Management of PUV is complex and requires a multidisciplinary approach involving a paediatric surgeon, paediatrician and paediatric nephrologist (kidney specialist). The doctors will discuss the optimal management options for your child, and the reasons for such during your consultation.
Incontinence in children refers to the lack of controlling passage of urine. It may show as a child being unable to be fully potty trained, or may occur in a child that previously had bladder control issues. The doctors will do a thorough physical examination, and ask you a series of questions about your child’s development.
Special radiological investigations may also be required to exclude any anatomical causes for the incontinence.
Treatment of urinary incontinence in children is complex and often may involve behaviour modification, medical therapy and occasionally surgery.
The liver is connected to the intestine via the bile duct system. Bile is formed in the liver, and then carried through these channels to the intestine. Anything that causes a blockage of the bile ducts will stop bile flow towards the intestine. This will lead to jaundice and if the blockage persists, permanent damage to the liver.
There are a many causes of bile duct blockage ranging from worms, gallstones, congenital defects of the bile ducts or progressive narrowing of the ducts as seen in biliary atresia.
Your child will require assessment by the doctors to establish the cause of the obstruction and if surgical intervention is necessary to relieve it.

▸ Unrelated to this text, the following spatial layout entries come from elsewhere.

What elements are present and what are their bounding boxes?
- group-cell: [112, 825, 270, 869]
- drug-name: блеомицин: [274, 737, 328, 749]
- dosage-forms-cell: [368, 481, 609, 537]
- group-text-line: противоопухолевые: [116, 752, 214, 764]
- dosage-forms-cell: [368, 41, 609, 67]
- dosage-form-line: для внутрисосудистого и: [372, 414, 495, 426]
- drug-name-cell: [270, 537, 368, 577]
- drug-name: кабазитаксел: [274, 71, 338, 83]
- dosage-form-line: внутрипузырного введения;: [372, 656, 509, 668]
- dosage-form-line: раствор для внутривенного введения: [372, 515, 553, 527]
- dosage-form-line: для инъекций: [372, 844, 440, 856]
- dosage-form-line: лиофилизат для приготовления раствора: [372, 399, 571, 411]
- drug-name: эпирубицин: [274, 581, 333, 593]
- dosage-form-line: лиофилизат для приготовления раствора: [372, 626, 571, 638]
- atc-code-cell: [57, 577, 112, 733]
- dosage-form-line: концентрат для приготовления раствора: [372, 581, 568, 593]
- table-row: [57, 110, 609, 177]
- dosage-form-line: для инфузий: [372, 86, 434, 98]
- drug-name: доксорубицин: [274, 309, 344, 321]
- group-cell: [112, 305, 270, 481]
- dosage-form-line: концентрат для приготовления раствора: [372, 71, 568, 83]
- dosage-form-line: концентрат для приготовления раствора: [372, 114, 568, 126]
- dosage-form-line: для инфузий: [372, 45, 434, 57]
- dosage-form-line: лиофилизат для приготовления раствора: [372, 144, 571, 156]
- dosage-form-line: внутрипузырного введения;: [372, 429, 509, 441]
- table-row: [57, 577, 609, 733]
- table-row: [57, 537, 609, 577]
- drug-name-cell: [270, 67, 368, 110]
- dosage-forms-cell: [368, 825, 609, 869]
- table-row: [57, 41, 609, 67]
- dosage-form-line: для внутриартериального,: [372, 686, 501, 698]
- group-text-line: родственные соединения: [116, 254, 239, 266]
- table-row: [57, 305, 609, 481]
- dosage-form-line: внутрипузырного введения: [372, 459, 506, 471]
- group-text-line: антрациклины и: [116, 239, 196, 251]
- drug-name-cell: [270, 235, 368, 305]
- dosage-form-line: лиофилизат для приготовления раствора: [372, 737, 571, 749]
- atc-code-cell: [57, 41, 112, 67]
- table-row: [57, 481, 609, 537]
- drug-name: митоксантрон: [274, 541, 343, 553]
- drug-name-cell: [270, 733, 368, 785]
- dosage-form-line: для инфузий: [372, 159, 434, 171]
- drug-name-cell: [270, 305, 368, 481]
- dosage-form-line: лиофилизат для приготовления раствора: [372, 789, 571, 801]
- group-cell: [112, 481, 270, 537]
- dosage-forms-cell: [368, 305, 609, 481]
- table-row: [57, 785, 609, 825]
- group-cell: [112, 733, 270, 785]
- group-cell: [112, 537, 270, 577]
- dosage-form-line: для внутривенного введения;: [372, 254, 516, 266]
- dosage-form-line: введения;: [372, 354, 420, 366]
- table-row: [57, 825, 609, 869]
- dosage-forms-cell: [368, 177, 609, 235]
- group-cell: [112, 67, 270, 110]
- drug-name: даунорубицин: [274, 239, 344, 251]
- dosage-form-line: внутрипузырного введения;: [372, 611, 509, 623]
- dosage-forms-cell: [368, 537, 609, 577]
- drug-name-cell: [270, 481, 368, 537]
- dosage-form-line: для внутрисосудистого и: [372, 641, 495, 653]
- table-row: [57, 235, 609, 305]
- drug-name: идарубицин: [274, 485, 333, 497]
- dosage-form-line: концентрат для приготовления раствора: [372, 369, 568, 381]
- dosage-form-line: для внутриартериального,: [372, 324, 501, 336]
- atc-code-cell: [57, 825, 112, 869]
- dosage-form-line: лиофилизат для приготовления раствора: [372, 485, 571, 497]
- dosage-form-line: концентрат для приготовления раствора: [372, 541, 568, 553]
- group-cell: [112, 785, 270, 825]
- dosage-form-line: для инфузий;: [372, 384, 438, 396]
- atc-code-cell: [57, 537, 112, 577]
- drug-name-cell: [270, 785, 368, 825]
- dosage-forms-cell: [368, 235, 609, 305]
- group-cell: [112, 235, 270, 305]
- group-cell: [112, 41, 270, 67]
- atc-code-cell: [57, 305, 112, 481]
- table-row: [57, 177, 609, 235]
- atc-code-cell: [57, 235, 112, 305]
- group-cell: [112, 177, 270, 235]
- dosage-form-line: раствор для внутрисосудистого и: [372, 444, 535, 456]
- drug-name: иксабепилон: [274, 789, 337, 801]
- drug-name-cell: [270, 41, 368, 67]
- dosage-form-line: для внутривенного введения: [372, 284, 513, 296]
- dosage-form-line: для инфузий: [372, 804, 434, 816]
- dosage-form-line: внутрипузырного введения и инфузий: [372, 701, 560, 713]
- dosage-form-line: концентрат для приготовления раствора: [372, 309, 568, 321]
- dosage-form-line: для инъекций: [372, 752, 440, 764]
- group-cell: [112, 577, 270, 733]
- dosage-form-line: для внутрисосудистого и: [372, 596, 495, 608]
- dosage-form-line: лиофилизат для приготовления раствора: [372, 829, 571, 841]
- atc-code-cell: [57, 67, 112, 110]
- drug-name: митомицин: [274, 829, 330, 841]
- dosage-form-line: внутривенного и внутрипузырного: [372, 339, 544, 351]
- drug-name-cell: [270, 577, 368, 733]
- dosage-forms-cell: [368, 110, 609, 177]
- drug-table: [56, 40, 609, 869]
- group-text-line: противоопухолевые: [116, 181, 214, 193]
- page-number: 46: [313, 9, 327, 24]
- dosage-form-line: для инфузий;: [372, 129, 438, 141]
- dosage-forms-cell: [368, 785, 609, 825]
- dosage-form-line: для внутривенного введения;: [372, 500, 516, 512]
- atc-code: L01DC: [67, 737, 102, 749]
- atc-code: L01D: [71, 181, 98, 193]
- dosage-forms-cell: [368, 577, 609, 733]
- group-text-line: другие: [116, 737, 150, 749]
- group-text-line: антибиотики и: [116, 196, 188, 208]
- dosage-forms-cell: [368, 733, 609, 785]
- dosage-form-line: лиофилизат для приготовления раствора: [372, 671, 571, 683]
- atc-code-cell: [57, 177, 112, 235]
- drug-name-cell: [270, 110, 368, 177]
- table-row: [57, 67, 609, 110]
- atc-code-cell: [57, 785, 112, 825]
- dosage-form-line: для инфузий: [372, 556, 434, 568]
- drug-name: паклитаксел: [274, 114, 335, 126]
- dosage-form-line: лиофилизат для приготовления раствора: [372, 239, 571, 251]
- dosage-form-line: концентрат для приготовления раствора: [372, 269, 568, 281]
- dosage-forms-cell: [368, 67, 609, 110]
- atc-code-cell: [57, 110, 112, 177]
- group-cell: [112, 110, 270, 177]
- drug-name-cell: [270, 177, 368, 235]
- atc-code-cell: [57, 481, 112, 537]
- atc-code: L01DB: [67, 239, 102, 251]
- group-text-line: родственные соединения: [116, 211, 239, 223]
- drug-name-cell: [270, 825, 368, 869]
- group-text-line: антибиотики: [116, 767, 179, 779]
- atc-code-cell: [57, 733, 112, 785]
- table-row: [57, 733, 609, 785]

Conditions of the liver that may require consultation with the doctors include infections, growths (benign and malignant), trauma, vascular malformations and portal hypertension secondary to severe liver damage.
Splenic conditions that require surgical intervention are uncommon. If your child sustained trauma to the spleen, suffers from blood disorders that causes enlargement of the spleen or has a splenic mass, your child will require an assessment by the doctors.
A central venous catheter (CVC) is a type of drip that allows for long term intravenous access. CVC are usually placed in the neck, groin or chest.
How a Central Line Is Placed:
CVC can be placed in theatre or in the ward. Untunnelled lines are stitched in place with exposed access ports and covered with a sterile dressing. Tunnelled lines are not exposed to the environment, but are usually reserved for those patients requiring prolonged (months to years) intravenous access. Depending on the difficulty of incision, ultrasound or an open technique may be used in line placement.
Central lines can be complicated by failure to place the line, infection, thrombosis (blockage), and for those placed in the chest or neck (haemo) or pneumothorax (instances in which blood or air become trapped in the chest). Haemo and pneumothorax are serious complications that may require the placement of a chest drain in order to manage.